Thu Nov 14 09:08:52 PST 2013

On Nov 13, 2013, at 19:53 , Edward Diener <eldlistmailingz at tropicsoft.com> wrote:

> On 11/13/2013 7:59 PM, Karen Shaeffer wrote:
>> On Wed, Nov 13, 2013 at 04:29:27PM -0700, Richard wrote:
>>> 
>>> In article <l610fi$4sj$3 at ger.gmane.org>,
>>>     Edward Diener <eldlistmailingz at tropicsoft.com> writes:
>>> 
>>>> Is not -1 in the range of an 'int' ?
>>> 
>>> Yes, but you didn't write -1 in your source file.
>>> 
>>>> Is not 0xffffffff equivalent to -1
>>>> as a signed value ?
>>> 
>>> No.  They are two different integer literals.
>>> 
>>>> What am I missing here ?
>>> 
>>> Read the mentioned section of the standard carefully.  I've read this
>>> part and it isn't particularly confusing or difficult.
>> 
>> 
>> Hello,
>> My interpretation of this is that 2.14.2 defines how the compiler interprets the
>> literal. That isn't the problem though. The problem arises, when you attempt to
>> implicitly convert the compiler's interpretation to a signed integer. And the
>> error is narrowing. clang emits this error:
>> 
>> hexLiteralsUnsigned.cpp:16:24: error: constant expression evaluates to 4294967295 which cannot be
>>       narrowed to type 'int' [-Wc++11-narrowing]
>>     signed int isigned{0xFFFFFFFF};
>> 
>> You can avoid this error by simply using a cast:
>> signed int isigned{static_cast<signed int>(0xFFFFFFFF)};
>> 
>> FYI, g++-4.8.1 only emits a warning about the narrowing, then successfully completes the
>> compilation. Based on the standard section 8.5.4, I believe clang is correct to emit the
>> error. And 5.17.9 declares an assignment, such as 'int i = {0XFFFFFFFF};' to be a narrowing
>> error as well. I believe clang is correct to emit a narrowing error.
> 
> That is OK, now that I understand it. Interesting enough, however, if I use '0xffffffffL' I still get an error from clang but if I use 'static_cast<long>(0xffffffff)' everything is fine. That is a difference I would never have suspected, but at least I know now it is there.

It helps if you stop thinking about hex constants as bit patterns, because the compiler doesn’t at that point. It interprets a hex constant in the same way your math teacher would.
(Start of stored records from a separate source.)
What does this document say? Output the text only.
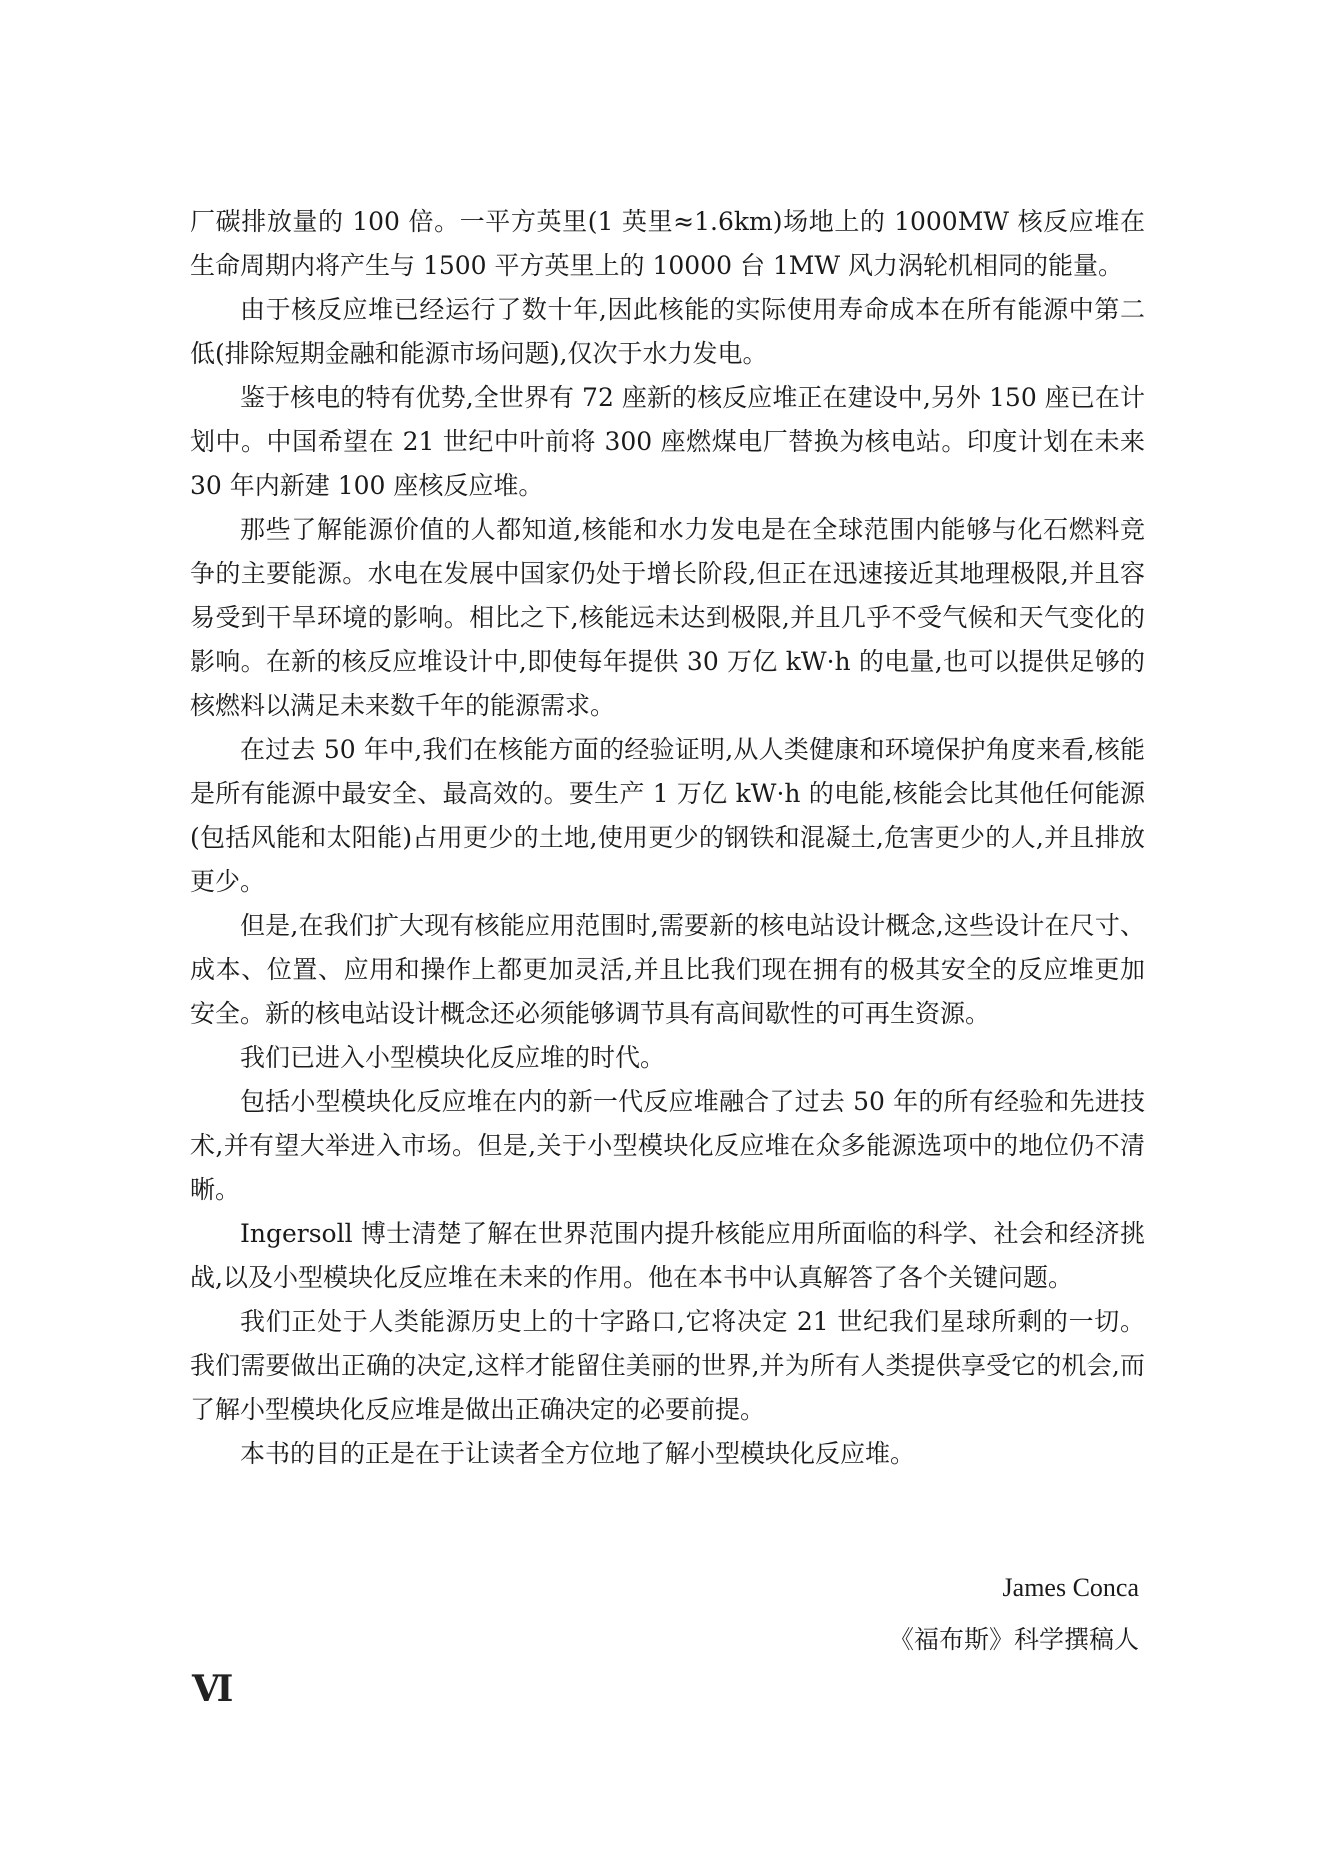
厂碳排放量的 100 倍。一平方英里(1 英里≈1.6km)场地上的 1000MW 核反应堆在生命周期内将产生与 1500 平方英里上的 10000 台 1MW 风力涡轮机相同的能量。

由于核反应堆已经运行了数十年,因此核能的实际使用寿命成本在所有能源中第二低(排除短期金融和能源市场问题),仅次于水力发电。

鉴于核电的特有优势,全世界有 72 座新的核反应堆正在建设中,另外 150 座已在计划中。中国希望在 21 世纪中叶前将 300 座燃煤电厂替换为核电站。印度计划在未来 30 年内新建 100 座核反应堆。

那些了解能源价值的人都知道,核能和水力发电是在全球范围内能够与化石燃料竞争的主要能源。水电在发展中国家仍处于增长阶段,但正在迅速接近其地理极限,并且容易受到干旱环境的影响。相比之下,核能远未达到极限,并且几乎不受气候和天气变化的影响。在新的核反应堆设计中,即使每年提供 30 万亿 kW·h 的电量,也可以提供足够的核燃料以满足未来数千年的能源需求。

在过去 50 年中,我们在核能方面的经验证明,从人类健康和环境保护角度来看,核能是所有能源中最安全、最高效的。要生产 1 万亿 kW·h 的电能,核能会比其他任何能源(包括风能和太阳能)占用更少的土地,使用更少的钢铁和混凝土,危害更少的人,并且排放更少。

但是,在我们扩大现有核能应用范围时,需要新的核电站设计概念,这些设计在尺寸、成本、位置、应用和操作上都更加灵活,并且比我们现在拥有的极其安全的反应堆更加安全。新的核电站设计概念还必须能够调节具有高间歇性的可再生资源。

我们已进入小型模块化反应堆的时代。

包括小型模块化反应堆在内的新一代反应堆融合了过去 50 年的所有经验和先进技术,并有望大举进入市场。但是,关于小型模块化反应堆在众多能源选项中的地位仍不清晰。

Ingersoll 博士清楚了解在世界范围内提升核能应用所面临的科学、社会和经济挑战,以及小型模块化反应堆在未来的作用。他在本书中认真解答了各个关键问题。

我们正处于人类能源历史上的十字路口,它将决定 21 世纪我们星球所剩的一切。我们需要做出正确的决定,这样才能留住美丽的世界,并为所有人类提供享受它的机会,而了解小型模块化反应堆是做出正确决定的必要前提。

本书的目的正是在于让读者全方位地了解小型模块化反应堆。

James Conca
《福布斯》科学撰稿人
Ⅵ
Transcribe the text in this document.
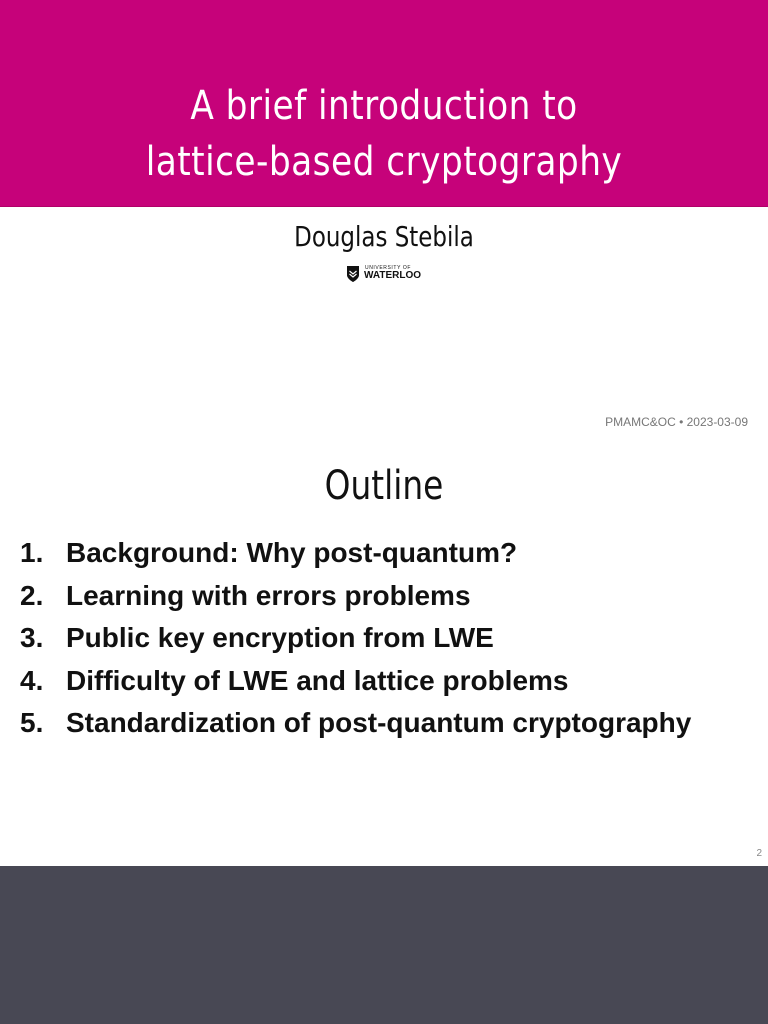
A brief introduction to
lattice-based cryptography
Douglas Stebila
UNIVERSITY OF
WATERLOO
PMAMC&OC • 2023-03-09
Outline
1. Background: Why post-quantum?
2. Learning with errors problems
3. Public key encryption from LWE
4. Difficulty of LWE and lattice problems
5. Standardization of post-quantum cryptography
2
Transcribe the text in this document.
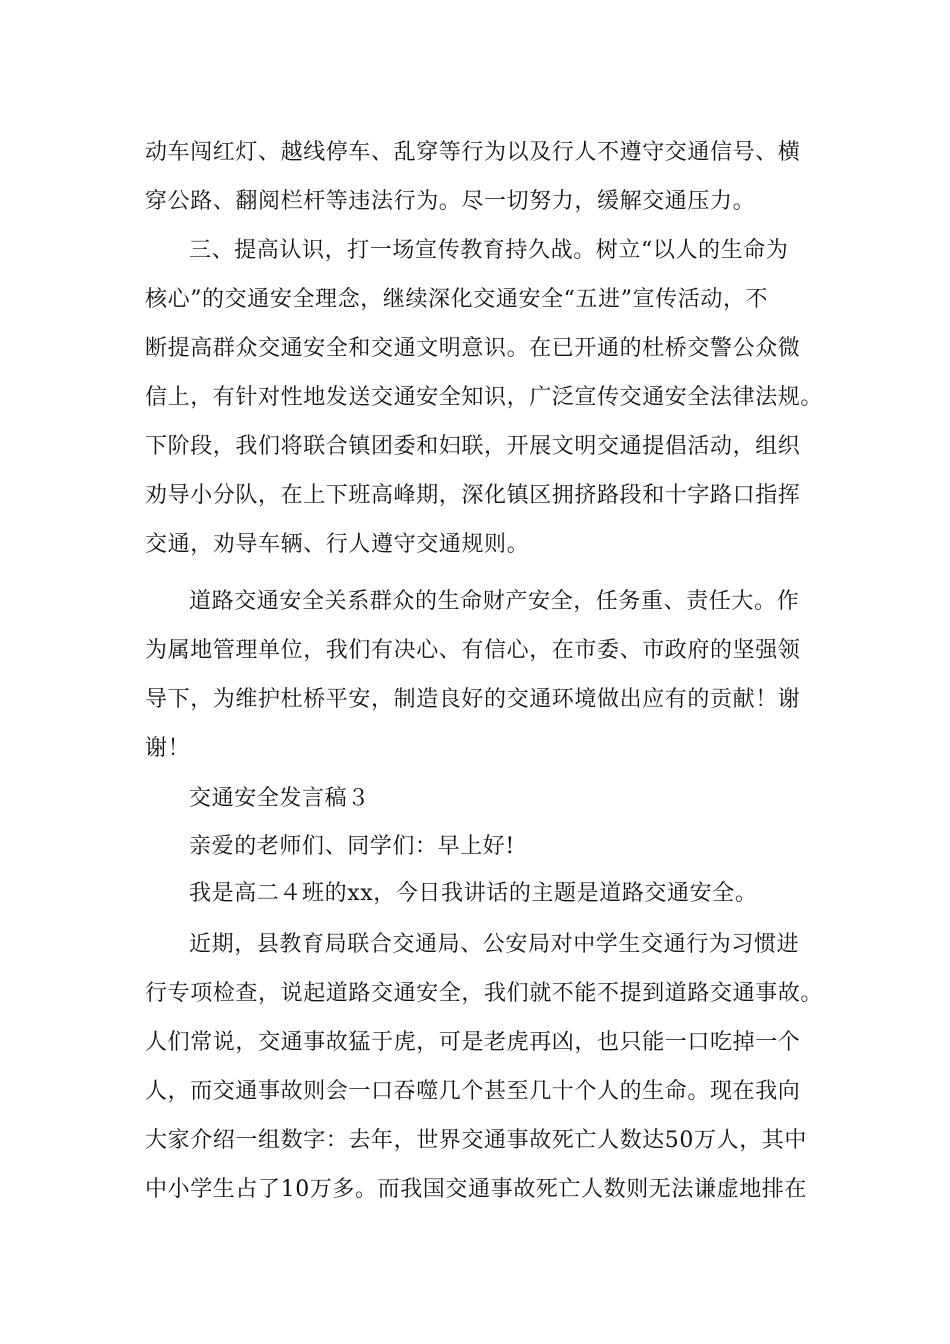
动车闯红灯、越线停车、乱穿等行为以及行人不遵守交通信号、横
穿公路、翻阅栏杆等违法行为。尽一切努力，缓解交通压力。
三、提高认识，打一场宣传教育持久战。树立“以人的生命为
核心”的交通安全理念，继续深化交通安全“五进”宣传活动，不
断提高群众交通安全和交通文明意识。在已开通的杜桥交警公众微
信上，有针对性地发送交通安全知识，广泛宣传交通安全法律法规。
下阶段，我们将联合镇团委和妇联，开展文明交通提倡活动，组织
劝导小分队，在上下班高峰期，深化镇区拥挤路段和十字路口指挥
交通，劝导车辆、行人遵守交通规则。
道路交通安全关系群众的生命财产安全，任务重、责任大。作
为属地管理单位，我们有决心、有信心，在市委、市政府的坚强领
导下，为维护杜桥平安，制造良好的交通环境做出应有的贡献！谢
谢！
交通安全发言稿３
亲爱的老师们、同学们：早上好!
我是高二４班的xx，今日我讲话的主题是道路交通安全。
近期，县教育局联合交通局、公安局对中学生交通行为习惯进
行专项检查，说起道路交通安全，我们就不能不提到道路交通事故。
人们常说，交通事故猛于虎，可是老虎再凶，也只能一口吃掉一个
人，而交通事故则会一口吞噬几个甚至几十个人的生命。现在我向
大家介绍一组数字：去年，世界交通事故死亡人数达50万人，其中
中小学生占了10万多。而我国交通事故死亡人数则无法谦虚地排在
Only when it has to assign a type (including via the ‘L’ suffix) does it then try to truncate/reinterpret that value as signed or unsigned.

One way in which this surfaces is that you can use hex constants in the preprocessor, which doesn’t have types:

#if 0xffffffff > 0
#warning “hex is positive”
#else
#warning “hex is negative"
#endif

Jordan